1.It is difficult, if not impossible, to interpret the estimates of the regression coefficients. 2.Inordinately small t values for the regression coefficients may result. 3.The standard deviations of regression coefficients are overestimated. 4.The algebraic sign of estimated regression coefficients may be the opposite of what would be expected for a particular predictor variable.
The problem of multicollinearity can arise in regression analysis in a variety of business research situations. For example, suppose a model is being developed to predict salaries in a given industry. Independent variables such as years of education, age, years in management, experience on the job, and years of tenure with the firm might be considered as predictors. It is obvious that several of these variables are correlated (virtually all of these variables have something to do with number of years, or time) and yield redundant information. Suppose a financial regression model is being developed to predict bond market rates by such independent variables as Dow Jones average, prime interest rates, GNP, producer price index, and consumer price index.

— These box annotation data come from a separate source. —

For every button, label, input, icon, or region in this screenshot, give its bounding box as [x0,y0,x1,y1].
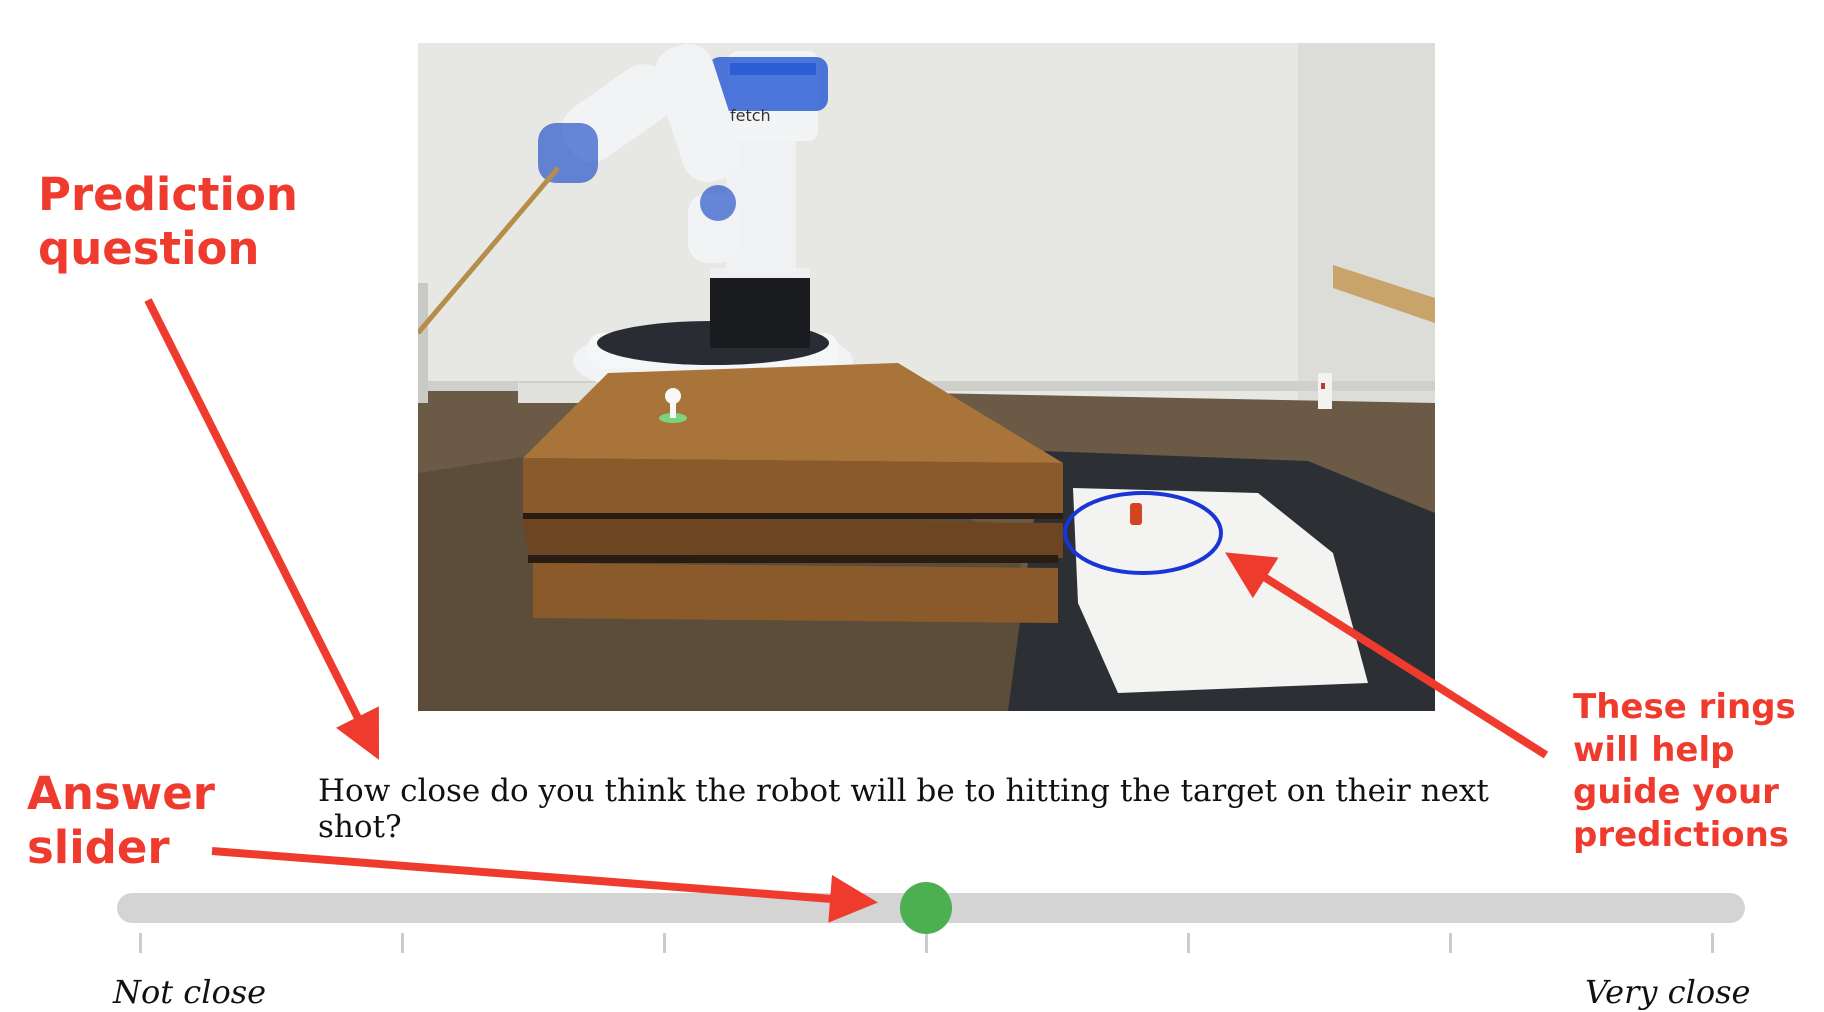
slider-tick [663,933,666,953]
annotation-rings-hint: These rings will help guide your predict… [1573,687,1796,855]
survey-screen: fetch Prediction question Answer slider … [0,0,1824,1012]
robot-scene-image: fetch [418,43,1435,711]
answer-slider-thumb[interactable] [900,882,952,934]
annotation-answer-slider: Answer slider [27,767,215,874]
slider-max-label: Very close [1585,973,1751,1011]
slider-min-label: Not close [113,973,267,1011]
slider-tick [925,933,928,953]
slider-tick [1187,933,1190,953]
slider-tick [401,933,404,953]
annotation-prediction-question: Prediction question [38,168,298,275]
slider-tick [1449,933,1452,953]
robot-scene-drawing: fetch [418,43,1435,711]
robot-brand-text: fetch [730,106,771,125]
arrow-to-question [144,298,379,760]
prediction-question-text: How close do you think the robot will be… [318,773,1489,845]
slider-tick [139,933,142,953]
slider-tick [1711,933,1714,953]
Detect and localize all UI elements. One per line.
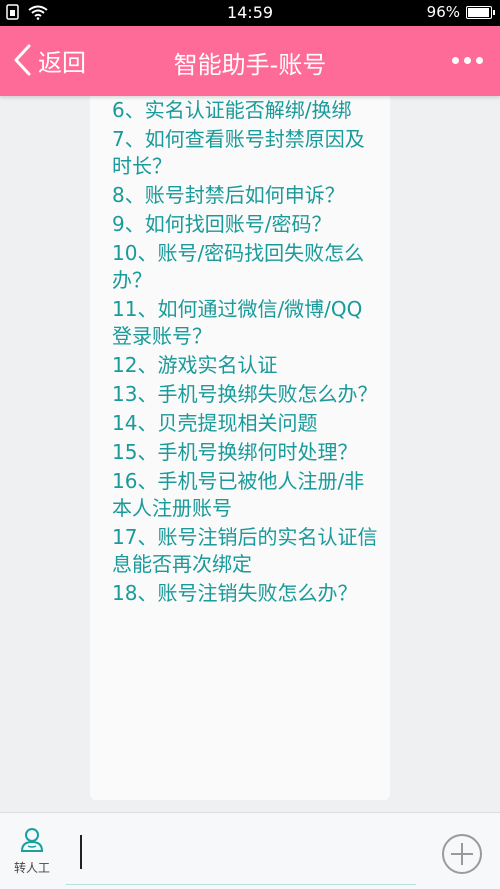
message-bubble: 号能否再注册？6、实名认证能否解绑/换绑7、如何查看账号封禁原因及时长？8、账号… [90,96,390,800]
faq-item[interactable]: 12、游戏实名认证 [112,352,378,379]
faq-item[interactable]: 6、实名认证能否解绑/换绑 [112,97,378,124]
faq-item[interactable]: 7、如何查看账号封禁原因及时长？ [112,126,378,180]
faq-item[interactable]: 16、手机号已被他人注册/非本人注册账号 [112,468,378,522]
faq-item[interactable]: 18、账号注销失败怎么办？ [112,580,378,607]
faq-item[interactable]: 9、如何找回账号/密码？ [112,211,378,238]
text-caret [80,835,82,869]
status-right: 96% [426,3,495,21]
back-label: 返回 [38,48,86,77]
status-bar: 14:59 96% [0,0,500,26]
battery-fill [468,7,490,17]
add-button[interactable] [441,833,483,875]
faq-item[interactable]: 13、手机号换绑失败怎么办？ [112,381,378,408]
dot-icon [452,56,459,64]
transfer-human-button[interactable]: 转人工 [8,827,56,879]
more-options-button[interactable] [452,48,486,72]
status-time: 14:59 [226,3,274,22]
battery-icon [466,5,495,19]
back-button[interactable]: 返回 [10,42,86,78]
input-bar: 转人工 [0,812,500,889]
dot-icon [464,56,471,64]
battery-percent: 96% [426,3,460,21]
faq-item[interactable]: 15、手机号换绑何时处理？ [112,439,378,466]
faq-item[interactable]: 14、贝壳提现相关问题 [112,410,378,437]
faq-item[interactable]: 8、账号封禁后如何申诉？ [112,182,378,209]
faq-item[interactable]: 10、账号/密码找回失败怎么办？ [112,240,378,294]
faq-list: 号能否再注册？6、实名认证能否解绑/换绑7、如何查看账号封禁原因及时长？8、账号… [112,96,378,607]
nav-bar: 返回 智能助手-账号 [0,26,500,96]
faq-item[interactable]: 11、如何通过微信/微博/QQ登录账号？ [112,296,378,350]
faq-item[interactable]: 17、账号注销后的实名认证信息能否再次绑定 [112,524,378,578]
chevron-left-icon [14,44,31,76]
dot-icon [476,56,483,64]
chat-area[interactable]: 号能否再注册？6、实名认证能否解绑/换绑7、如何查看账号封禁原因及时长？8、账号… [0,96,500,812]
message-input[interactable] [66,825,416,885]
transfer-human-label: 转人工 [13,861,50,875]
person-icon [20,828,44,852]
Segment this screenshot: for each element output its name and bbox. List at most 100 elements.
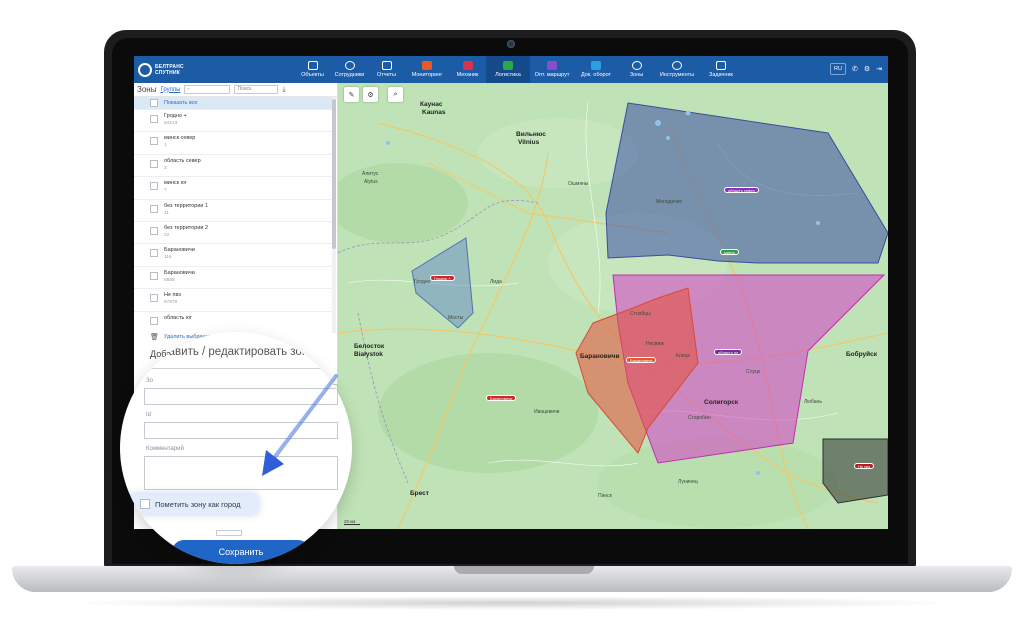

Several of these predictors are likely to be inter-correlated. The problem of multicollinearity can also affect the t values that are used to evaluate the regression coefficients. Because the problems of multicollinearity among predictors can result in an overestimation of the standard deviation of the regression coefficients, the t values tend to be under representative when multicollinearity is present. In some regression models containing multicollinearity in which all t values are non-significant, the overall F value for the model is highly significant.
Many of the problems created by multicollinearity are interpretation problems. The business researcher should be alert to and aware of multicollinearity potential with the predictors in the model and view the model outcome in light of such potential. The problem of multicollinearity is not a simple one to overcome. However, several methods offer an approach to the problem. Stepwise regression is one of the ways to prevent the problem of multicollinearity. The search process enters the variables one at a time and compares the new variable to those in solution.
If a new variable is entered and the t values on old variables become non-significant, the old variables are dropped out of solution. In this manner, it is more difficult for the problem of multicollinearity to affect the regression analysis. Of course, because of multicollinearity, some important predictors may not enter in to the analysis. Other techniques are available to attempt to control for the problem of multicollinearity. One is called a variance inflation factor, in which a regression analysis is conducted to predict an independent variable by the other independent variables.